Our last stop was the recently redone Jacana Camp in the Okavango Delta. Great beds, a beautiful bathroom with an outdoor shower that had an incredible view. The hosts here were especially wonderful and friendly. Most of the activities here are water based (mokoro trips, boat rides looking for birds), but we did take a ride to the Jao flats area for a game drive. At this location you are likely to see many more birds of interest (fish eagles, kingfishers, egrets, storks)… we actually did find a Pel’s fishing owl on our trip. Elephants and hippos were regular visitors to the little island that Jacana Camp is on. One night, 5 feet away from our front door, an elephant spent about ½ hour eating brush. The noises were just amazing … we could have reached out and touched this giant if we had the guts to.

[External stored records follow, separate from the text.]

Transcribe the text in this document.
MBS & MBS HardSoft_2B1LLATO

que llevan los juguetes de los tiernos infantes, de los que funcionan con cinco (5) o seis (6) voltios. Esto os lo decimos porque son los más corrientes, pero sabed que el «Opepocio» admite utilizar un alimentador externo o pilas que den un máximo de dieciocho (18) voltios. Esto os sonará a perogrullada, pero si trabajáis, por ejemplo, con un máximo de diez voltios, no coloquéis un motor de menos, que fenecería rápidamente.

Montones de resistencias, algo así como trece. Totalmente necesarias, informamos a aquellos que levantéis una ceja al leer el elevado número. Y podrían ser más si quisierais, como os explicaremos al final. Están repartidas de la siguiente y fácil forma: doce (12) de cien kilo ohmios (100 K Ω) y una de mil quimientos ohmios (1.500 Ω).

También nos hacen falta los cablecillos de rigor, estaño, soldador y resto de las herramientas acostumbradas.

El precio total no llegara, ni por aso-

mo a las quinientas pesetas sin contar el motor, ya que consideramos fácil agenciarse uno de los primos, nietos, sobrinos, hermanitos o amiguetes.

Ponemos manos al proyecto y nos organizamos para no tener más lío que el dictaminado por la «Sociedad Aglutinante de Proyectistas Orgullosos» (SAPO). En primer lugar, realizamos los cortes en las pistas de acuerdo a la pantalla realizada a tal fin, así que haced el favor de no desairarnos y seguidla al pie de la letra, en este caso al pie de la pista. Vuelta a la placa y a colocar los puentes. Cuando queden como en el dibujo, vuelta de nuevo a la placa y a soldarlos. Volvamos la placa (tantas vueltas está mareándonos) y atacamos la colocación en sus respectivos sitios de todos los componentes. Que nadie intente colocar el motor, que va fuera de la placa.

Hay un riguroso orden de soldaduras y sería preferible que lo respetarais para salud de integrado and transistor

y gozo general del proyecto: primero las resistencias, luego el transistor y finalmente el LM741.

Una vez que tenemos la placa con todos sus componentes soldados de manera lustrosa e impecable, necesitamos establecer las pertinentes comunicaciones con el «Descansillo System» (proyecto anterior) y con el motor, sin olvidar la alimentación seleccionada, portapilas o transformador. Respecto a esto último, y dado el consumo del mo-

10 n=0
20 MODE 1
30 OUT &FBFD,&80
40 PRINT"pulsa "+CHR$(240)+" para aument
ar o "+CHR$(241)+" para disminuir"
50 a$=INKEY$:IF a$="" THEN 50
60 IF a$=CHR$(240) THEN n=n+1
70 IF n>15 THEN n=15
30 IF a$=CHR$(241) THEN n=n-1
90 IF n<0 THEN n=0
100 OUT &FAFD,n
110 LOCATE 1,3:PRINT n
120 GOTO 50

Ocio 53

Some things to remember? Bring layers of clothes and be prepared for some cold nights. We had two nights with no heat in the 30s, and even with the hot water bottles (AKA bush babys), it was chilly. Baldy’s like me should have a fleece hat to sleep in. Bring your battery chargers and a few different adaptors for your camera equipment. Every camp could accommodate charging batteries, so bring these things plus extra batteries as you will be taking thousands of pictures.
The camps are not necessarily close to the air strips, and while that is basically a good thing (no noise) it also means a long drive of 2 plus hours each way. Keep that in mind also when considering your medical situation. As we found out when one of our party needed to be flown out for an X-ray, it ain’t easy to get to health care (although the staff made it as easy as it possibly could be).I cannot overemphasize how valuable it was to have one guide all the way through our trip. Richard Avilino was an amazing tracker and source of invaluable information. He also had an incredible 6th sense about where animals were that made it all seem so easy.
In summary, we were thrilled with the service and hospitality shown by all the staff at every location. Every one of them were caring, concerned individuals. We would highly recommend the Wilderness Safaris group…. They would often surprise us with special things like dinners at remote locations, and of course the famous sundowners as well. And since WS owns so many concession areas in Botswana, we often felt like we were totally alone out there. No cell phones, Ipads, etc., just made it that much nicer. We will probably never get to go again….but we were so glad we had this wonderful two weeks together.
Thank you to African Portfolio in Old Greenwich CT for helping to pull it all together.